For gene therapy of Leber's amaurosis, a modified adenoassociated virus is used, which is grown in HEK 293 cell culture. The virus is supplied with complementary DNA containing a working version of the RPE65 gene. In 2009, the results of the first phase of clinical trials of this therapy method conducted by the University of Pennsylvania and the Children's Hospital of Philadelphia were published. The work was led by Jean E. Bennett, Albert Maguire, Katherine High and J. Fraser Wright. 12 patients aged from 8 to 44 years participated. As a precaution, the viral drug was injected only into one of the eyes. As a result, vision improvement was observed in all twelve patients, and in children the progress was greater than in adults.

After the successful results of subsequent experiments, Spark therapeutics was established at the University of Pennsylvania in 2013 to bring this method of therapy to real use. The method was called Voretigene neparvovec (now the word Luxturna is taken as the commercial name). In parallel, in Florida, Samuel Jacobson and William Hauswirth conducted an independent trial on twelve patients with the support of the US National Institute of Vision. Unlike the Pennsylvania experiments, the injection of the drug was not made into the central fossa of the retina, which normally is its most sensitive area to light and provides a central field of vision (yellow spot), but just below. As a result, the patients' vision improved, but the area of the clearest vision turned out to be shifted to the place where the drug was injected.

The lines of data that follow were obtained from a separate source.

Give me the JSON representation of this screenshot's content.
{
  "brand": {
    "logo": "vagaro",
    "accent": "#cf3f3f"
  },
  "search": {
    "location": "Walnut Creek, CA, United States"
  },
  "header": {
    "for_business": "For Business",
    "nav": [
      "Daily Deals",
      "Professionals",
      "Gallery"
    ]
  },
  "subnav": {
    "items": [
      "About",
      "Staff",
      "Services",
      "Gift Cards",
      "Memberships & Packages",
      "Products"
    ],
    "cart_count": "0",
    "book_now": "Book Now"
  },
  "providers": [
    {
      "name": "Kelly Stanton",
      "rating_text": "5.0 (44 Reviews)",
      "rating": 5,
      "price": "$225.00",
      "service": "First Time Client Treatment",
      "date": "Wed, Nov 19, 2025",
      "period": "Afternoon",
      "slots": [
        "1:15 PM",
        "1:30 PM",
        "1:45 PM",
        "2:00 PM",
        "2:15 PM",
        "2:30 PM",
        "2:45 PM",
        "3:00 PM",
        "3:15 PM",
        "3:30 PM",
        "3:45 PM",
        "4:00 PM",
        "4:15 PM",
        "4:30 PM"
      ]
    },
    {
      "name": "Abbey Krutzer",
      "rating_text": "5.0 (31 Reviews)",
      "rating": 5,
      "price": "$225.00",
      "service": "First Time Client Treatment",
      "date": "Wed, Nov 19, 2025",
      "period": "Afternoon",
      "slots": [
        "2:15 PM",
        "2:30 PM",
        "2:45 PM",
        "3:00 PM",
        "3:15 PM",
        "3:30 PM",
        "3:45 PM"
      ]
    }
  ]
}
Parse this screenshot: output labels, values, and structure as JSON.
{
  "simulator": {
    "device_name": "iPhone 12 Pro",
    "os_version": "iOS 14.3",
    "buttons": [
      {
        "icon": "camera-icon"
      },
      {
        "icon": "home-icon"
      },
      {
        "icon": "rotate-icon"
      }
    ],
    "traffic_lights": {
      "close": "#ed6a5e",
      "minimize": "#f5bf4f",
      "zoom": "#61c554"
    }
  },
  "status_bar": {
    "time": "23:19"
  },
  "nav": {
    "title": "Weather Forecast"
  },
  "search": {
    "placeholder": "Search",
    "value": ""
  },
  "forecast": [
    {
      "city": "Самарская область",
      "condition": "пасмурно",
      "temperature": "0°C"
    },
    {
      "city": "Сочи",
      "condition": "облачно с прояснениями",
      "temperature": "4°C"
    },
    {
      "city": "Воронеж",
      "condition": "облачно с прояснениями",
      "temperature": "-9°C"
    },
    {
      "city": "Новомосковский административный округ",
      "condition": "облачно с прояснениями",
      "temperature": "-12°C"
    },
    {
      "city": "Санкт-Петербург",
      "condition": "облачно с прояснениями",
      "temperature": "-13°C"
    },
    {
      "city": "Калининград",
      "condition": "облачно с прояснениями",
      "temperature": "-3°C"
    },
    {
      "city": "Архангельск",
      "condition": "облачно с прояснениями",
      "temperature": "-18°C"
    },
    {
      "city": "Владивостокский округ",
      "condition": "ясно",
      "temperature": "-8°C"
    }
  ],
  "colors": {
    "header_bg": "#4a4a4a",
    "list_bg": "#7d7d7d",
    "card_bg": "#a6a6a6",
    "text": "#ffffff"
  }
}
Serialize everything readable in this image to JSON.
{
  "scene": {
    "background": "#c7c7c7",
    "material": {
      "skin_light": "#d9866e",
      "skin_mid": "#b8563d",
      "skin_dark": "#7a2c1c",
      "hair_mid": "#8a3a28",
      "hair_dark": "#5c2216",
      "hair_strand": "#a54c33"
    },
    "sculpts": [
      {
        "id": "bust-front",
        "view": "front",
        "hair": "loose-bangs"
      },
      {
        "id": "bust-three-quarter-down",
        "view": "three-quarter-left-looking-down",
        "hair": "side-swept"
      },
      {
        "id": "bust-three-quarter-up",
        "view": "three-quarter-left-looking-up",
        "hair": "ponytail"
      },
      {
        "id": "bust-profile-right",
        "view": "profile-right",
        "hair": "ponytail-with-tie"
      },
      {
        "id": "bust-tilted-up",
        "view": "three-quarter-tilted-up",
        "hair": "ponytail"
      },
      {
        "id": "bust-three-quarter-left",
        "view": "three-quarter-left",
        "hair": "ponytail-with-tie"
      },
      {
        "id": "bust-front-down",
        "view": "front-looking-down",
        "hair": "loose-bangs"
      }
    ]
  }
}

In August of this year Spark therapeutics published the results of the third phase of clinical trials. They were successful again. According to scientists, the modified virus can persist in the retina area and ensure the correct operation of the gene for a long time, for at least several years. Now the company's application for the official registration of its method has been reviewed by the sixteen-person advisory committee on cellular, tissue and gene therapy at the FDA. This is an independent body and its decisions serve only as a recommendation for FDA employees, but the weight of these recommendations is very high. The committee members voted unanimously for the approval of gene therapy for Leber's amaurosis. Now, by January 12, 2018, the FDA must make an official decision whether or not to approve the use of this method in clinical practice in the United States. If the answer is positive, Luxturna will become the first gene therapy method approved in the United States that uses a viral carrier.

It should be remembered that Luxturna does not cure Leber's amaurosis completely and does not restore lost retinal cells. Patients' vision is limited by the capabilities of those viable cells that they have preserved at the time of injection. That is why therapy gives more improvement in children than in adults. It is not completely clear how long the effect will last. Will an additional injection be needed in ten years? Or in twenty?

It is also unclear how much the treatment will cost. Executive director of Spark therapeutics Jeff Marrazzo has not yet named specific numbers, but, according to external experts, such therapy will cost at least 475 thousand dollars.